Kate Gray
BIOGRAPHY
As part of The United Reformed Church she has lived and worked mainly in the UK in Wales and Northern England. Her heart, faith and discipleship has been stretched by people in Taiwan (PCT), Oceania (Fiji, Tonga, Samoa) and Southern Africa (UCCSA).
She has shared most of her adult journey amongst The Dandelion Community, a cluster of Dandelion disciples, with people in a large and beautiful Garden City called Wythenshawe (named after Willow trees) with people often showing creativity, shame, resilience, and burdens of living with poverty. Being alongside people in Wythenshawe encouraged me to learn more about how Christians more widely in the UK are responding to poverty.
She is a member of Christian Climate Action and a Christian in Extinction Rebellion and my discipleship has led me to civil resistance, arrest and to reflect on climate justice and poverty.
ABSTRACT
Kate Gray, “Liberating anti-poverty practices: resisting capitalism and re-imagining an end to poverty as an experiment of churches and Christians in UK contexts”
During the Covid-19 pandemic many Christians, amongst others, responded with care and swiftness to the challenges of aspects of poverty magnified by the crisis.
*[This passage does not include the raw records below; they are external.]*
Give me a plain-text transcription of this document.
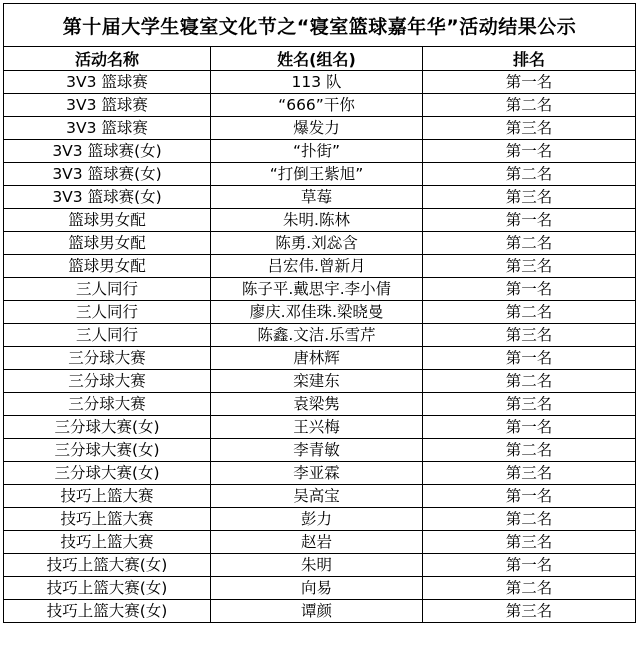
第十届大学生寝室文化节之“寝室篮球嘉年华”活动结果公示		
活动名称	姓名(组名)	排名
3V3 篮球赛	113 队	第一名
3V3 篮球赛	“666”干你	第二名
3V3 篮球赛	爆发力	第三名
3V3 篮球赛(女)	“扑街”	第一名
3V3 篮球赛(女)	“打倒王紫旭”	第二名
3V3 篮球赛(女)	草莓	第三名
篮球男女配	朱明.陈林	第一名
篮球男女配	陈勇.刘惢含	第二名
篮球男女配	吕宏伟.曾新月	第三名
三人同行	陈子平.戴思宇.李小倩	第一名
三人同行	廖庆.邓佳珠.梁晓曼	第二名
三人同行	陈鑫.文洁.乐雪芹	第三名
三分球大赛	唐林辉	第一名
三分球大赛	栾建东	第二名
三分球大赛	袁梁隽	第三名
三分球大赛(女)	王兴梅	第一名
三分球大赛(女)	李青敏	第二名
三分球大赛(女)	李亚霖	第三名
技巧上篮大赛	吴高宝	第一名
技巧上篮大赛	彭力	第二名
技巧上篮大赛	赵岩	第三名
技巧上篮大赛(女)	朱明	第一名
技巧上篮大赛(女)	向易	第二名
技巧上篮大赛(女)	谭颜	第三名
However, levels of poverty and inequity in the UK were already rising due to the violence of austerity policies and practices of government since 2008. In this paper I explore ways in which Love needs to shape our understandings of Liberation. Inspired by Bonhoeffer’s ideas of cheap and costly grace and costly discipleship I want to challenge, unlearn and reimagine practices of charity, discipleship, and pastoral care which underpin Christian churches in UK contexts thereby resisting capitalism and non-personhood.
Levels of inequality are increasing, along with food and fossil fuel/energy bills. Christians are rising up to unlearn and embrace embodied practices of hope, courage and theologies of personhood. Inspired by my community of liberatory practice in Manchester, England, I will explore ways in which Christians in the UK are attempting to reimagine, and live as if Love is a key motivating value which leads to different paths of discipleship and more risk-taking liberation theologies in which the church is not the pioneer, author or initiator of liberating anti-poverty practices but an incubator, nest, conduit and community of Love and Grace learning to respond to God in the local context in the face of poverty.